Yes, we’ve heard about fees that haven’t risen with inflation in twenty-four years. We’ve heard about an ageing demographic and the struggle to recruit at a junior level in competition with the far wealthier CPS and commercial practices. About court backlogs and COVID measures that simply kick the can further down the road. We’ve heard about the impact of the police practice of ‘Release Under Investigation’, where people suspected of offences can be kept in limbo indefinitely (neither charged with an offence, nor cleared of suspicion) and cases that sit unfinished (and mostly unpaid) for years on end. About the broken legal aid means test, which allows so few people to receive the expert legal assistance that they need when navigating the system. The most memorable elements of the Inquiry have however been the human cost of pursuing this vocation. One barrister revealed that his mum took on a second job to enable him to fund his studies. The paralegal who rose to become managing partner, slashing her salary to pay her staff. The black solicitor working two other jobs to support himself through training because the course fees are so high. The barrister trying to shield her abused client from her attacker’s glare, and the firm contacting 20 chambers to find a barrister able to take on an urgent domestic abuse case at legal aid rates.
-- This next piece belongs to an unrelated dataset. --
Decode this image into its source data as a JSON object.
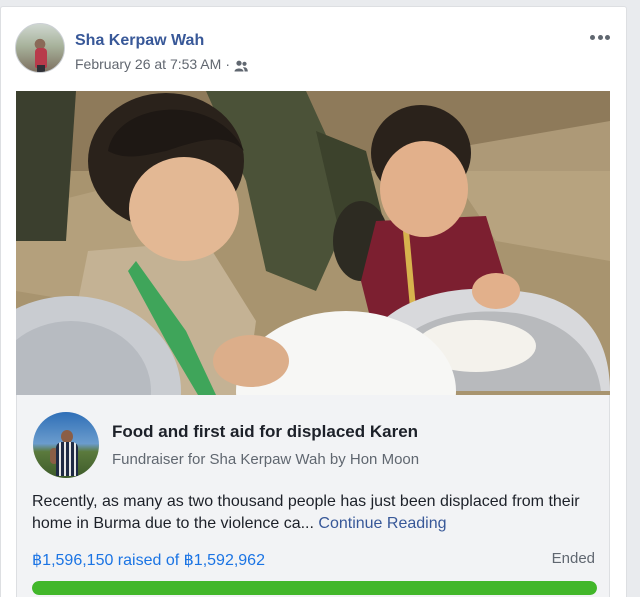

Part of the Inquiry’s focus has been on the barriers that many face in trying to enter the sector. We’ve been told that there is some diversity within the profession, particularly in London, but those lawyers at present are in their mid-40s and 50s. BAME graduates are often from a lower socio-economic group and don’t have access to the historic student loans system, or parental support to fall back on. If a graduate leaves university and undertakes the Legal Practice Course, which is generally the first step to becoming a solicitor, they will often leave their studies with debt of between £60-70,000. If they become legal aid lawyers, they will enter a profession where the starting salary in London is £25-26,000, and they may not be able to afford the rent of a room within an hour’s commute of their place of work. For many, the maths simply does not add up. Given these obstacles, those from a BAME background may never get a foothold in the profession, or have to drop out. The profession and society is far poorer for it.

What we’ve heard most of all is the emotional cost of this work. Most of the remaining areas of legal aid involve dealing with highly traumatised clients. The system does not pay for or make allowances for the time that is needed to spend with people in acute distress. Practitioners are exhausted from plugging the gaps caused by cuts to police, social care, refuges, the courts system and judicial sitting days. They report clients getting angry when help isn’t immediate. Family practitioners report an increase in children going into care as a result of COVID, and the mental health of clients suffering in unprecedented ways. These levels of raw emotion from clients place huge demands on practitioners already carrying vicarious trauma on behalf of those that they help – and they are typically paid for maybe 50% of that work. It is hard to watch these sessions and not be incredibly moved by the witnesses.

Legal aid work is intellectually challenging, emotionally draining and socially important. We need skilled, compassionate people, not just today but coming through the system into the future. And we need to fix the system for them and for all of us – including the parents who face their children being taken into care, or the women being abused by their partners.

The Westminster Commission into Sustainability of Legal Aid is a unique opportunity to hear directly from those on the legal aid frontline. We can only all hope the government is listening.